Cards ace Wainwright quick to put poor outing behind him

ST LOUIS -- Adam Wainwright likes to say baseball is a humbling game. Soar too high and this sport will cut you down. Wednesday night was a good example.
Four days after Wainwright raised $111,000 for charity and threw a gem of a complete game against the Atlanta Braves -- a day he said would be remembered as one of his best -- the Cardinals' ace, well, he can tell you …
"This is the worst start I've ever had in my career, if I'm not mistaken," he said.
"What can you say? I pitched terrible, and that's why we lost the game."
Wainwright lasted just two innings against the Cincinnati Reds on Wednesday. By the time he threw his 53rd and final pitch, Cincinnati had scored nine runs on eight hits. For the first time in his career, Wainwright didn't make it into the third. It was the most earned runs he had given up as a major leaguer and caused his ERA to jump from 2.58 to 2.96.
It was ugly, and concerning. Enough so that the game itself -- the Cardinals never recovered and lost to the Reds 10-0 -- took a backseat to a more important question: What the heck happened to Wainwright?

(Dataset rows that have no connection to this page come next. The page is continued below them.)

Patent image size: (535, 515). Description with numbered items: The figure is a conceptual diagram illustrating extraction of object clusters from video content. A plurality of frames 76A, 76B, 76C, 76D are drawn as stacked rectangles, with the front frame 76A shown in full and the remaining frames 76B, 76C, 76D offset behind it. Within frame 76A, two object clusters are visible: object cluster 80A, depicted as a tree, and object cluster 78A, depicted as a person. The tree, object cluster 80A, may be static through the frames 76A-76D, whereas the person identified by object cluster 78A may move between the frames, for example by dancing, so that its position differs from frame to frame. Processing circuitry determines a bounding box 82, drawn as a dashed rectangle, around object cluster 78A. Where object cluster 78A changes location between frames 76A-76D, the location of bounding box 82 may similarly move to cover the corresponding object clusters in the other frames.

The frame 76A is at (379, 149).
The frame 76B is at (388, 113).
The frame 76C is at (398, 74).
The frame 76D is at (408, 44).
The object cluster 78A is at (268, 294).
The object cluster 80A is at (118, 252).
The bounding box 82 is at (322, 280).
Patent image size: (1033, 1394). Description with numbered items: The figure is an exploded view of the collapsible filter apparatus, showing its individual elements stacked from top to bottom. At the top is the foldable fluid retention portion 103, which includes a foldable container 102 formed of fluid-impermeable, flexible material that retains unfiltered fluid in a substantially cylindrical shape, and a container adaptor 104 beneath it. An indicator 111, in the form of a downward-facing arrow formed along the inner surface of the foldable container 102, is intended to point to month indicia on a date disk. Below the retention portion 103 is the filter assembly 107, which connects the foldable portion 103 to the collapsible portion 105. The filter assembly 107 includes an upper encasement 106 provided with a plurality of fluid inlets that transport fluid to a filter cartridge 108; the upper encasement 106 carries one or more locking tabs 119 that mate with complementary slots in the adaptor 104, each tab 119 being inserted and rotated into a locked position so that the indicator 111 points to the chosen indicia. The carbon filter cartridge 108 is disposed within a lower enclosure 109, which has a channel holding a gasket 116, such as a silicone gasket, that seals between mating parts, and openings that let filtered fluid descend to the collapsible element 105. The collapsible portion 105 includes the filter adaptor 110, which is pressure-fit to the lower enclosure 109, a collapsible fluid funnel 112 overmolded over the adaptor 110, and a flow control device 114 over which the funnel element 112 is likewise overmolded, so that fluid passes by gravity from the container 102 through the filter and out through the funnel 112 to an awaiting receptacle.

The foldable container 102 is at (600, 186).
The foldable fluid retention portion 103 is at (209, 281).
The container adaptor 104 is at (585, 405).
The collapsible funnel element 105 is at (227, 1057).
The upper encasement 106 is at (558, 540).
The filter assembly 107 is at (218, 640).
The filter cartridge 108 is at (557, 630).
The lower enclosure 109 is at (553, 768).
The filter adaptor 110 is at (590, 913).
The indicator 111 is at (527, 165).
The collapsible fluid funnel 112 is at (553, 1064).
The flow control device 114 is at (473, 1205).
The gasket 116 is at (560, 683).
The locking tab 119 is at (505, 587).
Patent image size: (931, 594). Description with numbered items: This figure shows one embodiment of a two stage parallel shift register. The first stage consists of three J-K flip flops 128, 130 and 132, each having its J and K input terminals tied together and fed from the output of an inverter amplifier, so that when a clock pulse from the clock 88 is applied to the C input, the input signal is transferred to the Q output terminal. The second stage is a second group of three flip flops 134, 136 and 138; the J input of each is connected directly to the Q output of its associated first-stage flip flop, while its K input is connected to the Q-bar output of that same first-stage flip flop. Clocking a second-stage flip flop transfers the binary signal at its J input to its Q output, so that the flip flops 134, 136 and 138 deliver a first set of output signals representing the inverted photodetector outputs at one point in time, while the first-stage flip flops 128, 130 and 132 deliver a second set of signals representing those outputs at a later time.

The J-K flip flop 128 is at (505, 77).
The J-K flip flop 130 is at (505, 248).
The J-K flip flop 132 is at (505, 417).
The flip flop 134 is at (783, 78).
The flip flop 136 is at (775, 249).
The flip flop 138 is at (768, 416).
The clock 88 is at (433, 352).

Word rippled through the Busch Stadium press box that Wainwright might have had a hard time getting loose before the game. And then there was the pitch count (128) in his previous start -- something Reds manager Dusty Baker attributed to the struggle.
"I knew we had a chance because Wainwright had gone 128 pitches the time before, so that's quite a strain on him," Baker said after the game.
Cardinals manager Mike Matheny and Wainwright squashed such theories.
"It was just a tough night," Matheny said. "That's all there is to it. He doesn't have very many of them. But everybody has them. You put them behind you and get ready for the next one."
"No," Matheny said when asked if he saw any pre-game signs of Wainwright's looming trouble.
"No," he said when asked if Wainwright's season-high pitch count the previous game could have been a contributing factor.
Wainwright expanded a little.
"I was focused, had a good plan and just didn't execute some pitches," he said. "The pitches I did execute, they found holes. It's just a really bad night, a perfect storm."
He said he felt "sharp" in the bullpen and "fine" when he entered the game. He also stiff-armed the pitch-count link.
"I'm a big, strong man," Wainwright said. "This is what we train for all offseason, and all season long, to be ready for games like this. This could have happened in May."
Whatever the reason, it was Wainwright's worst. It was a humbling and frustrating outing for a guy who had just been sky high.
More important is what it apparently wasn't -- a sign of something that might threaten Wainwright moving forward.